Chase Golem, Student Life editor

As of right now, the inflation rate has slowly decreased to a, still substantial, 6%, according to the U.S. Department of Labor. The prices of food and other goods has increased significantly over the past year, but gift cards still hold the same value as they did years ago, and they are buying less.

With the rise in inflation rates, and the slow increase of general prices, the value of an unused gift card from last year has a little less value than before. With a 6% inflation rate, a $100 gift card now has a buying power of $94, not substantial but still lost value.

“I have not really noticed any real difference in buying power at stores and restaurants,” senior Sid Kuchangi said, “but usually when me or my family buys a gift card for someone else, there is usually an availability of gift cards.”

The amount of people buying and loading gift cards had decreased around 13%, from 2019 according to sales reports from Paytronix, a management platform for online gift cards.

In 2020, sales jumped back up 22%.

“I don’t use gift cards often,” senior Shane Gibbons said, “but I do have some from past holidays, mostly old Amazon gift cards, I think the buying power is decreasing. I don’t really see as much gift card use now.”

With inflation making gift cards worth less, reward systems are also changing to combat it – making customers spend more money to get free or discounted foods. Notably, Chick-fil-A, Starbucks and Dunkin’ Donuts have changed their reward systems to require more points.

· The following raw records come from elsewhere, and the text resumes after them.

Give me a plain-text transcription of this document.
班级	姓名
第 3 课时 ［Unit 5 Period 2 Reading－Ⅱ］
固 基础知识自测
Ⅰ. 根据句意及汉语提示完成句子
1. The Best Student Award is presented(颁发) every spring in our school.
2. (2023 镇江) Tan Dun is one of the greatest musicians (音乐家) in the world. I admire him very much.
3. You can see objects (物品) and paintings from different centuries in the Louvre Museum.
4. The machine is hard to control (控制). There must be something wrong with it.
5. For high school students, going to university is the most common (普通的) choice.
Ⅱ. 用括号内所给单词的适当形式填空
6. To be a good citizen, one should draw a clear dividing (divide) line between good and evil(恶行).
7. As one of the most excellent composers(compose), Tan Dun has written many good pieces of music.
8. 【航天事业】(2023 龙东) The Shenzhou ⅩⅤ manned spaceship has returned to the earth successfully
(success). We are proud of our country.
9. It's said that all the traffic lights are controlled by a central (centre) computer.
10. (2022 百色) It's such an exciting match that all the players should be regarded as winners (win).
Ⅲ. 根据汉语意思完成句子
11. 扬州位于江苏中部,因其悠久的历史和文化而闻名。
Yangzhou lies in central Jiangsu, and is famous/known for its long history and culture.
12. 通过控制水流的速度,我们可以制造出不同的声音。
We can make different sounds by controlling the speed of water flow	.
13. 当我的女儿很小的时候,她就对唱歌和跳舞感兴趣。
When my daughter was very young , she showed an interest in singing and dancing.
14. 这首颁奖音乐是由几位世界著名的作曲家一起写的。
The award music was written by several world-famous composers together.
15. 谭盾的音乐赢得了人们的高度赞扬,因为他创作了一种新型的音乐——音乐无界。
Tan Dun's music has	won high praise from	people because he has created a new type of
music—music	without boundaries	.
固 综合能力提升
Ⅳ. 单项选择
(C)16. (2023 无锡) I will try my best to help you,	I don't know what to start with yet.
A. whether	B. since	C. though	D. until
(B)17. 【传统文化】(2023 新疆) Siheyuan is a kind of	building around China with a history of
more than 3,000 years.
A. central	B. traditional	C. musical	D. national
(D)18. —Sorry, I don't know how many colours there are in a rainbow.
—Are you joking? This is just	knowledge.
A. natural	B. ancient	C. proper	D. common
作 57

“I use points because I’m broke,” senior Amanda Woolsey said, “but also because they give me back a little on my purchases while I buy from those places anyways.”

In the case of Starbucks, the company uses “stars” as a point value. For every dollar spent, you receive one star (two if using a gift card). A free bakery item would have originally been 50 stars, which increased to 100 stars on Feb. 13.  Some decreased, like a free iced coffee or tea, which went down from 150 stars to 100.

Dunkin’ Donuts revamped theirs, where now customers get 10 points per dollar spent, but the rewards are more demanding. In order to get a free drink, customers have to spend between $50 and $90, or have 500 to 900 points. Previously, drinks ranged within 200 points.

“It kind of sucked anyway though,” Woolsey said. “Starbucks in specific, I don’t think they ever said why either.”

Because of the ever-decreasing value of rewards in today’s society, some restaurant locations are just stopping with them – as with the Subway in Hamel, where Woolsey works.

“I’ve definitely seen [rewards losing value] in a lot of places, especially at my work, where prices for food have gone up a couple dollars on an already expensive item,” Woolsey said. “We actually don’t even take rewards at my location because of the value loss.”